1. В апологетических трудах против язычников и иудеев Тертуллиан защищает христианство в целом и заслуживает благодарности всех христиан. Среди них выделяется Apologeticus (или Apologeticum)[1574]. Он был написан в правление Септимия Севера, между 197 и 200 г. Без сомнений, это один из наиболее прекрасных памятников героического века церкви. В этом труде Тертуллиан с энтузиазмом и триумфально отражает нападки язычников на новую религию, требует терпимого отношения к ней согласно закону и равных прав с другими сектами Римской империи. Это первое требование свободы совести как неотчуждаемого права, дарованного Богом каждому человеку, которое гражданские власти, в своих собственных интересах, должны не только терпеть, но уважать и защищать. Он просит не о заступничестве, не о милости, но просто о справедливости. Церковь в первые три века существования была самостоятельным и самоуправляемым обществом (как и должно быть всегда); не бременем, а благословением для государства, ее члены были самыми мирными и полезными его гражданами. Никогда дело истины и правосудия не находило более красноречивого и бесстрашного защитника перед лицом деспотической власти и пылающими кострами гонения, чем автор этой книги. Она, от первого слова и до последнего, проникнута уверенностью в победе, хоть и написана в момент кажущегося поражения.

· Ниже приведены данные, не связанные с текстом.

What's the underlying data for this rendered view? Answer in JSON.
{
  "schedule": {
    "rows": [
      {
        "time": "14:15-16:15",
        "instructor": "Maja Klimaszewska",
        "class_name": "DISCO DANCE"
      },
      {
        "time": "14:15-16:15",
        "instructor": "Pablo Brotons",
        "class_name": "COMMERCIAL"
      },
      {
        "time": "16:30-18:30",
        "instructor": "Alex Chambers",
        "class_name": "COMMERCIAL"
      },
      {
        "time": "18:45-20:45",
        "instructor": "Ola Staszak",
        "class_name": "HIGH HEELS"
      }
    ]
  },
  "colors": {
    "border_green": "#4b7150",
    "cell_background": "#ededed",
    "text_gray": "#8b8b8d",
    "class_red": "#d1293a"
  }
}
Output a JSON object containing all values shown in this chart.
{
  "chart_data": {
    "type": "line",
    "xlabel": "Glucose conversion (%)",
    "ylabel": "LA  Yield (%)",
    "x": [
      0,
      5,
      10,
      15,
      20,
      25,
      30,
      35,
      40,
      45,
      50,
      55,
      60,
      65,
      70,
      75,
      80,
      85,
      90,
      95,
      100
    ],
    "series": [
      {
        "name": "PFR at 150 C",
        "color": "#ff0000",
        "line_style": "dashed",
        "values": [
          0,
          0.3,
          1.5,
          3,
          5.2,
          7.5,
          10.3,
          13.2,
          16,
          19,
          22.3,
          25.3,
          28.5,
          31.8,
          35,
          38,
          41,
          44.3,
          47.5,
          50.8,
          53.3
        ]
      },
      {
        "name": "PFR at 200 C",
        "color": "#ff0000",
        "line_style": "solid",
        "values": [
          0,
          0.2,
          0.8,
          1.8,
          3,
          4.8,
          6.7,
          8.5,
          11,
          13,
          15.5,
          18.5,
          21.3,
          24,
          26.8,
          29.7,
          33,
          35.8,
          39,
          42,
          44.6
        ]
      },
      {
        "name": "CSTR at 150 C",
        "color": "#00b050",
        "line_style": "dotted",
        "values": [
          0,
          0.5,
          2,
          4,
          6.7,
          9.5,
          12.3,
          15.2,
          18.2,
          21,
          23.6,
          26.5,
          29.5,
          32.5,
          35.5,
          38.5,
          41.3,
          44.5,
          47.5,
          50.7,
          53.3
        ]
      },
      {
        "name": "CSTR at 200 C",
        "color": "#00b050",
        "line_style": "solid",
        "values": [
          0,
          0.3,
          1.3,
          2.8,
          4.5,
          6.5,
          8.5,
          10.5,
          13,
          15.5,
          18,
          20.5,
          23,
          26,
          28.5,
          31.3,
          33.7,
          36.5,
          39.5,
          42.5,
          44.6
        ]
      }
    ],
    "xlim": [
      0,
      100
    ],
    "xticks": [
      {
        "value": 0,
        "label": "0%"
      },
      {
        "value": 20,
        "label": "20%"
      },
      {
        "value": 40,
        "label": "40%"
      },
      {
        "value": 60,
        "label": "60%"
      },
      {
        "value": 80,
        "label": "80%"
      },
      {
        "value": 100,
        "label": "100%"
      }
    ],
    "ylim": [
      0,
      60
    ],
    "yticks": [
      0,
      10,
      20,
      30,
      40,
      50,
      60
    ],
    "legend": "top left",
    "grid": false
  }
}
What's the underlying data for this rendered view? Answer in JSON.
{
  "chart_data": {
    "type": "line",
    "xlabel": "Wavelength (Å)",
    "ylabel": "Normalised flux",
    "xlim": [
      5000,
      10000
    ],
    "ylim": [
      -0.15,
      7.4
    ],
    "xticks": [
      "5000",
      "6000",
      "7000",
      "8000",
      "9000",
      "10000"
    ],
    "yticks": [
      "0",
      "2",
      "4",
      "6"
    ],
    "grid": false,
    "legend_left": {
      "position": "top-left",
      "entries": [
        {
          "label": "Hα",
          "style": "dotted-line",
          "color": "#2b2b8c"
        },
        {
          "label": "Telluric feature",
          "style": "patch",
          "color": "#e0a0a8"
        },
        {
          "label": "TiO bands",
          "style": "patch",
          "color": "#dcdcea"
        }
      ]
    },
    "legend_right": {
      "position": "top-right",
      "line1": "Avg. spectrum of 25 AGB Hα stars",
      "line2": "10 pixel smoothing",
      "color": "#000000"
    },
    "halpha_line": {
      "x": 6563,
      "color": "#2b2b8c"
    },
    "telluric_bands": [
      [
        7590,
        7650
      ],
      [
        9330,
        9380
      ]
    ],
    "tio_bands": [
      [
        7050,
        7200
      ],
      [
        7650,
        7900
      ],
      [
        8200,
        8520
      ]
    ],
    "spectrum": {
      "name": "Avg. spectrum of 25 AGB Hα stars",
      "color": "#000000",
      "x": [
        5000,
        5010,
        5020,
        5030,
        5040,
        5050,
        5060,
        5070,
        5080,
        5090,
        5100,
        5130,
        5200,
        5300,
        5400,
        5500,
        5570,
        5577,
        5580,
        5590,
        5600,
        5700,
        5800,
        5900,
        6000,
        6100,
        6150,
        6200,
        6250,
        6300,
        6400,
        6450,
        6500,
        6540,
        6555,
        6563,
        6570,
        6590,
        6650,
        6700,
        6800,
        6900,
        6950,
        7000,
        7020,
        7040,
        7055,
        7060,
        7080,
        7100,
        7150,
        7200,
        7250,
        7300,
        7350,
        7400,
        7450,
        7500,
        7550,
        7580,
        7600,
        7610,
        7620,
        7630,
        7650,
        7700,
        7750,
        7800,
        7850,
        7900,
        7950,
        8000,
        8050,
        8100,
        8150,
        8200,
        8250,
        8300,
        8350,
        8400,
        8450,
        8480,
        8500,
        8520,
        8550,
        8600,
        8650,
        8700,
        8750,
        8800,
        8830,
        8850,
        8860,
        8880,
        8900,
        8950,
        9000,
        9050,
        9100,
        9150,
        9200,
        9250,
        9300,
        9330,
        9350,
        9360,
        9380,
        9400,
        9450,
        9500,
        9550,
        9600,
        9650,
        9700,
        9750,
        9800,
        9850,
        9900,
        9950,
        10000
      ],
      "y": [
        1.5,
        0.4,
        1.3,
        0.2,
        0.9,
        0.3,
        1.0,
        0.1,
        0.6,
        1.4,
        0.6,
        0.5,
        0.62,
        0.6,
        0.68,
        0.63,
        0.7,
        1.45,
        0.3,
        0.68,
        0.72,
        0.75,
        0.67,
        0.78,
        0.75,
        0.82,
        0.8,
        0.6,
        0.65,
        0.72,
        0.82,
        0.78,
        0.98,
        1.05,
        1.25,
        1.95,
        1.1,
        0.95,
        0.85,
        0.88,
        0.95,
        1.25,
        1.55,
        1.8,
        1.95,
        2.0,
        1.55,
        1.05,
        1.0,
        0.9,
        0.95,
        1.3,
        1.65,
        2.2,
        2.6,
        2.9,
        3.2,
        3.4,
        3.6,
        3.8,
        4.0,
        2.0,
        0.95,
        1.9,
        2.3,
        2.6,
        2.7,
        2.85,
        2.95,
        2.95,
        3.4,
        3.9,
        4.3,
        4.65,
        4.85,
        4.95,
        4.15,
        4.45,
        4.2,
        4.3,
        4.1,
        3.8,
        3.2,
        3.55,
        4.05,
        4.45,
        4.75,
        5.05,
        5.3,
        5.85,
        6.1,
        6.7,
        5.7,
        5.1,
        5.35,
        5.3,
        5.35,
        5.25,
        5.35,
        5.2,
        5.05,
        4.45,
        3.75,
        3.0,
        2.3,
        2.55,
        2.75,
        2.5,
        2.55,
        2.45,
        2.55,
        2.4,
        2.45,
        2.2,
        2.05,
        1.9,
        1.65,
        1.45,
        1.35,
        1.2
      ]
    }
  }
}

«Мы побеждаем», — таковы заключительные слова, обращенные Тертуллианом к префектам и судьям Римской империи:
Мы побеждаем, умирая; мы остаемся победителями именно тогда, когда нас подавляют… Многие из ваших авторов призывают отважно принимать боль и смерть, как Цицерон в «Тускуланских беседах», как Сенека в Chances, как Диоген, Пирр, Каллиник. Однако их речам внимает меньшее количество учеников, чем внимают христианам, которые учат не своими словами, а своими делами. Само их упорство, против которого вы ополчились, является наставником. Ибо кто из наблюдающих его не спрашивает с удивлением, что же лежит в его основе? И кто, сам изучив этот вопрос, не принимает наших учений? И кто, приняв их, сам не хочет пострадать, чтобы стать сопричастным всей полноте Божьей благодати, чтобы получить от Бога полное прощение, отдав за него свою кровь? Ибо этим обеспечивается отпущение всех прегрешений. Вот почему мы благодарим вас за сами ваши приговоры. Ведь если сталкиваются божественное и человеческое, то всякий раз, когда вы осуждаете нас, Всевышний нас прощает.